I encourage others to follow suit.
This reads like satire:
The ability to cook with or without WiFi anywhere, anytime.
If you're not cooking with WiFi, you need more key-down transmit power.
I'm currently full QRO on the 13cm band with something around 1600W EIRP CW, and will be for several minutes until the curry base defrosts.
>WiFi
>1600W EIRP
Your local regulatory authority would like a word with you.
I hold a licence that allows me to transmit on pretty much whatever frequency I like with as much power as I like, wherever I like.
Someone has to test the transmitter before you hand it off to the customer.
Also, I'm in the UK, where it's hard enough to get the regulatory authorities to do anything about people causing interferenced to licensed chunks of band. You can wipe out the whole of 2.4GHz if you like, you literally could not pay them to take an interest.
Edit: also you have probably done the same a couple of times today too.
So I thought your initial comment was a (pretty good) joke about using a microwave oven, but now I’m not sure. Is this testing license you reference a continuation of the joke or a real thing?

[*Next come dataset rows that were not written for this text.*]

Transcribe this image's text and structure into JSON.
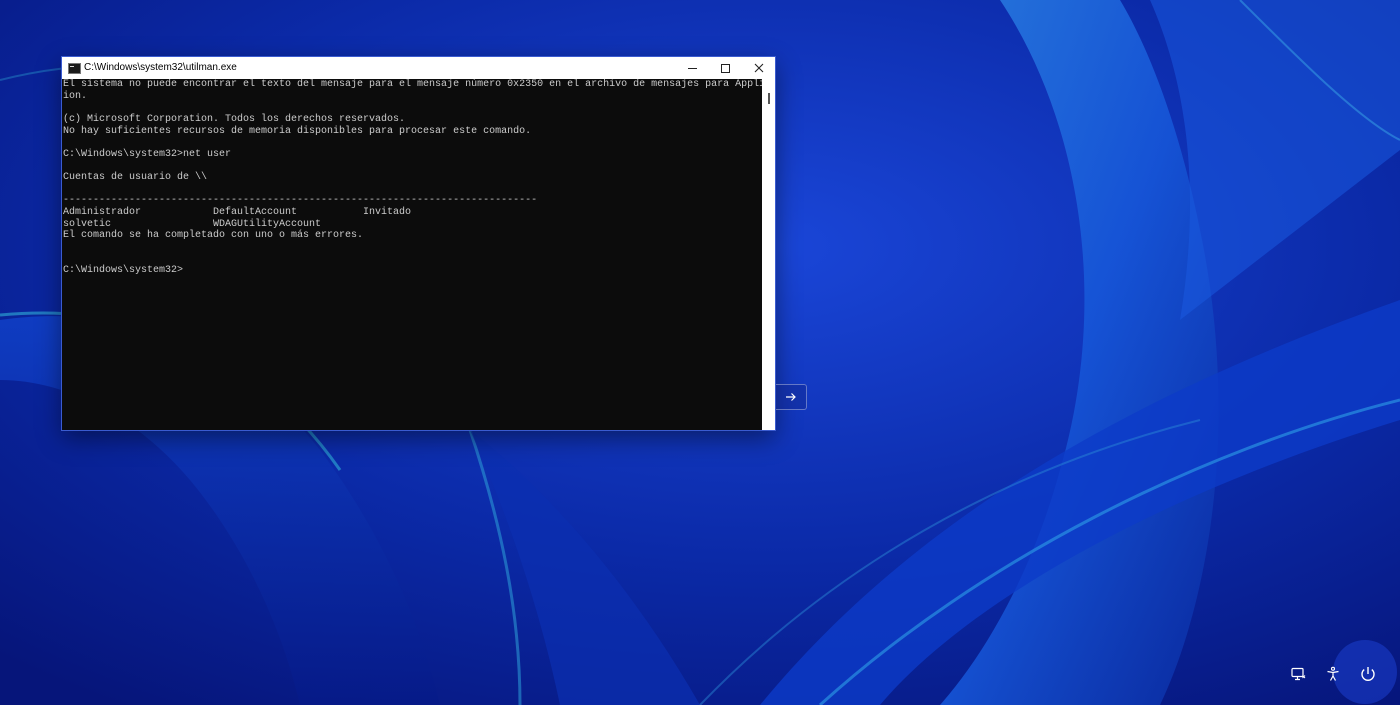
{
  "window": {
    "title": "C:\\Windows\\system32\\utilman.exe"
  },
  "console": {
    "lines": [
      "El sistema no puede encontrar el texto del mensaje para el mensaje número 0x2350 en el archivo de mensajes para Applicat",
      "ion.",
      "",
      "(c) Microsoft Corporation. Todos los derechos reservados.",
      "No hay suficientes recursos de memoria disponibles para procesar este comando.",
      "",
      "C:\\Windows\\system32>net user",
      "",
      "Cuentas de usuario de \\\\",
      "",
      "-------------------------------------------------------------------------------",
      "Administrador            DefaultAccount           Invitado",
      "solvetic                 WDAGUtilityAccount",
      "El comando se ha completado con uno o más errores.",
      "",
      "",
      "C:\\Windows\\system32>"
    ]
  },
  "icons": {
    "app": "console-app-icon",
    "minimize": "minimize-icon",
    "maximize": "maximize-icon",
    "close": "close-icon",
    "arrow": "arrow-right-icon",
    "network": "network-icon",
    "accessibility": "accessibility-icon",
    "power": "power-icon"
  },
  "colors": {
    "console_bg": "#0c0c0c",
    "console_text": "#cccccc",
    "desktop_bg": "#0a1f8f",
    "titlebar_bg": "#ffffff"
  }
}
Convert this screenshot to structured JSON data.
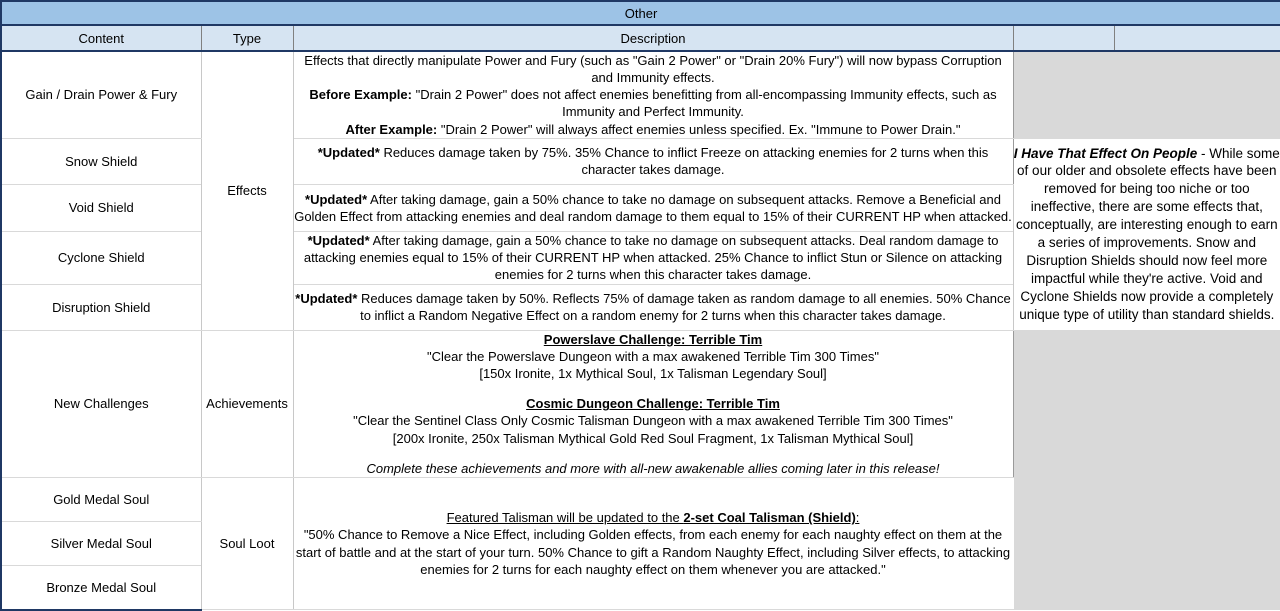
{
  "header": {
    "title": "Other",
    "columns": [
      "Content",
      "Type",
      "Description",
      "",
      ""
    ]
  },
  "note_panel": {
    "title": "I Have That Effect On People",
    "separator": " - ",
    "body": "While some of our older and obsolete effects have been removed for being too niche or too ineffective, there are some effects that, conceptually, are interesting enough to earn a series of improvements. Snow and Disruption Shields should now feel more impactful while they're active. Void and Cyclone Shields now provide a completely unique type of utility than standard shields."
  },
  "rows": {
    "content": [
      "Gain / Drain Power & Fury",
      "Snow Shield",
      "Void Shield",
      "Cyclone Shield",
      "Disruption Shield",
      "New Challenges",
      "Gold Medal Soul",
      "Silver Medal Soul",
      "Bronze Medal Soul"
    ],
    "types": {
      "effects": "Effects",
      "achievements": "Achievements",
      "soul_loot": "Soul Loot"
    }
  },
  "descriptions": {
    "power_fury": {
      "line1": "Effects that directly manipulate Power and Fury (such as \"Gain 2 Power\" or \"Drain 20% Fury\") will now bypass Corruption and Immunity effects.",
      "before_label": "Before Example:",
      "before_text": " \"Drain 2 Power\" does not affect enemies benefitting from all-encompassing Immunity effects, such as Immunity and Perfect Immunity.",
      "after_label": "After Example:",
      "after_text": " \"Drain 2 Power\" will always affect enemies unless specified. Ex. \"Immune to Power Drain.\""
    },
    "snow_shield": {
      "tag": "*Updated*",
      "text": " Reduces damage taken by 75%. 35% Chance to inflict Freeze on attacking enemies for 2 turns when this character takes damage."
    },
    "void_shield": {
      "tag": "*Updated*",
      "text": " After taking damage, gain a 50% chance to take no damage on subsequent attacks. Remove a Beneficial and Golden Effect from attacking enemies and deal random damage to them equal to 15% of their CURRENT HP when attacked."
    },
    "cyclone_shield": {
      "tag": "*Updated*",
      "text": " After taking damage, gain a 50% chance to take no damage on subsequent attacks. Deal random damage to attacking enemies equal to 15% of their CURRENT HP when attacked. 25% Chance to inflict Stun or Silence on attacking enemies for 2 turns when this character takes damage."
    },
    "disruption_shield": {
      "tag": "*Updated*",
      "text": " Reduces damage taken by 50%. Reflects 75% of damage taken as random damage to all enemies. 50% Chance to inflict a Random Negative Effect on a random enemy for 2 turns when this character takes damage."
    },
    "new_challenges": {
      "challenge1_title": "Powerslave Challenge: Terrible Tim",
      "challenge1_objective": "\"Clear the Powerslave Dungeon with a max awakened Terrible Tim 300 Times\"",
      "challenge1_rewards": "[150x Ironite, 1x Mythical Soul, 1x Talisman Legendary Soul]",
      "challenge2_title": "Cosmic Dungeon Challenge: Terrible Tim",
      "challenge2_objective": "\"Clear the Sentinel Class Only Cosmic Talisman Dungeon with a max awakened Terrible Tim 300 Times\"",
      "challenge2_rewards": "[200x Ironite, 250x Talisman Mythical Gold Red Soul Fragment, 1x Talisman Mythical Soul]",
      "footer": "Complete these achievements and more with all-new awakenable allies coming later in this release!"
    },
    "soul_loot": {
      "heading_prefix": "Featured Talisman will be updated to the ",
      "heading_bold": "2-set Coal Talisman (Shield)",
      "heading_suffix": ":",
      "body": "\"50% Chance to Remove a Nice Effect, including Golden effects, from each enemy for each naughty effect on them at the start of battle and at the start of your turn. 50% Chance to gift a Random Naughty Effect, including Silver effects, to attacking enemies for 2 turns for each naughty effect on them whenever you are attacked.\""
    }
  },
  "colors": {
    "header_top_bg": "#9dc3e6",
    "header_sub_bg": "#d6e4f2",
    "gray_fill": "#d9d9d9",
    "outer_border": "#1f3864",
    "grid_line": "#d9d9d9"
  }
}
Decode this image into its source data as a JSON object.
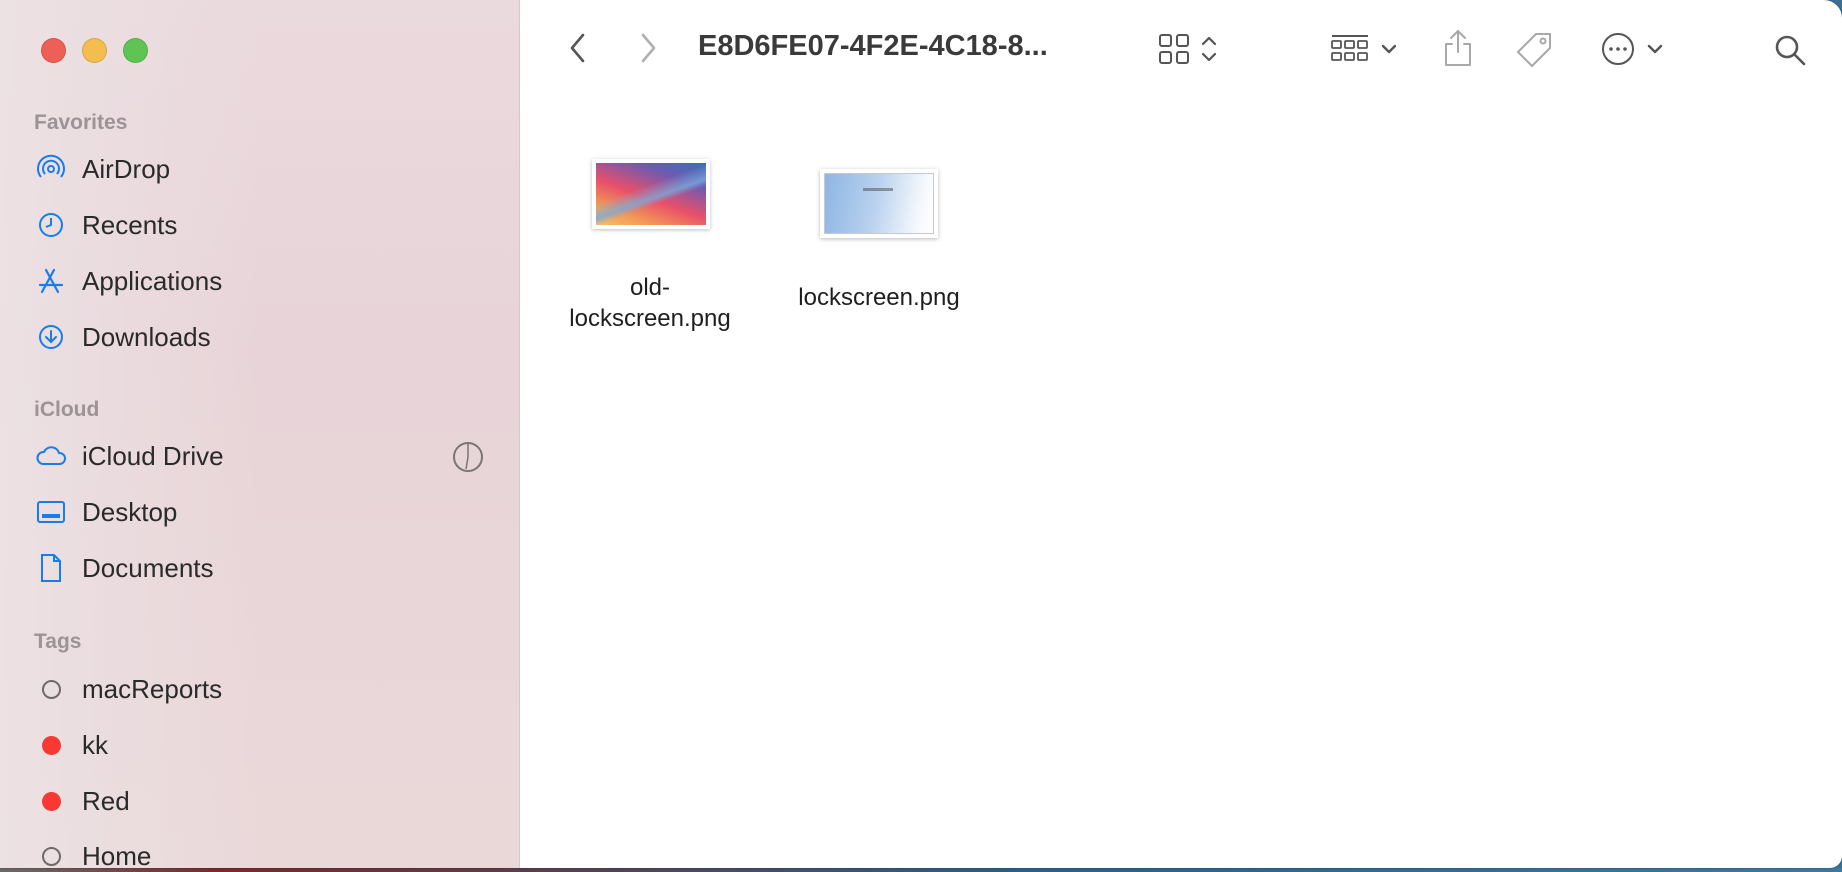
{
  "window": {
    "title": "E8D6FE07-4F2E-4C18-8..."
  },
  "sidebar": {
    "sections": [
      {
        "heading": "Favorites",
        "items": [
          {
            "label": "AirDrop",
            "icon": "airdrop-icon"
          },
          {
            "label": "Recents",
            "icon": "clock-icon"
          },
          {
            "label": "Applications",
            "icon": "applications-icon"
          },
          {
            "label": "Downloads",
            "icon": "download-icon"
          }
        ]
      },
      {
        "heading": "iCloud",
        "items": [
          {
            "label": "iCloud Drive",
            "icon": "cloud-icon"
          },
          {
            "label": "Desktop",
            "icon": "desktop-icon"
          },
          {
            "label": "Documents",
            "icon": "document-icon"
          }
        ]
      },
      {
        "heading": "Tags",
        "items": [
          {
            "label": "macReports",
            "tag_color": "none"
          },
          {
            "label": "kk",
            "tag_color": "#f63a33"
          },
          {
            "label": "Red",
            "tag_color": "#f63a33"
          },
          {
            "label": "Home",
            "tag_color": "none"
          }
        ]
      }
    ]
  },
  "files": [
    {
      "name_line1": "old-",
      "name_line2": "lockscreen.png"
    },
    {
      "name_line1": "lockscreen.png",
      "name_line2": ""
    }
  ],
  "colors": {
    "accent": "#1a7ce8",
    "tag_red": "#f63a33",
    "close": "#ee5f57",
    "minimize": "#f4bd4f",
    "zoom": "#5fc454"
  }
}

The testing licence is real but the comment was a joke about microwaving some sauce base :-)
And in a bold face font:
> You've always needed an account to operate your Joule Sous Vide with the Joule app. This is not a new requirement.
Absolute comedy.
I'd pay to cook with WiFi. Just imagine the signal strength!
Isn't that just a microwave oven, more or less?
Just need to amplify it 10000 times
So - I know folks who have mulled over attaching the emitter of a microwave oven to a parabolic 2.4ghz antenna (indeed, same spectrum).
It would be cool... For anyone who does not want children one day.
Or 40dB. This is why those working with RF use dB --- power varies by orders of magnitude between the transmitter and receiver.
If you can cook with it, just imagine what it's doing to your brain! Forget about 5G...
Jack Donaghy would ride this pitch right up to the C Suite.
“Ambition is the willingness to kill the things you love and eat them to survive”
Makes me glad I got the Anova one. They don't _need_ an app per-se, however they recently did do a rug-pull by making the app a subscription.
They grandfathered me in, of-course, but it still is absolutely disgusting.
It should be mandatory to build systems with local connections in mind. mDNS is a thing.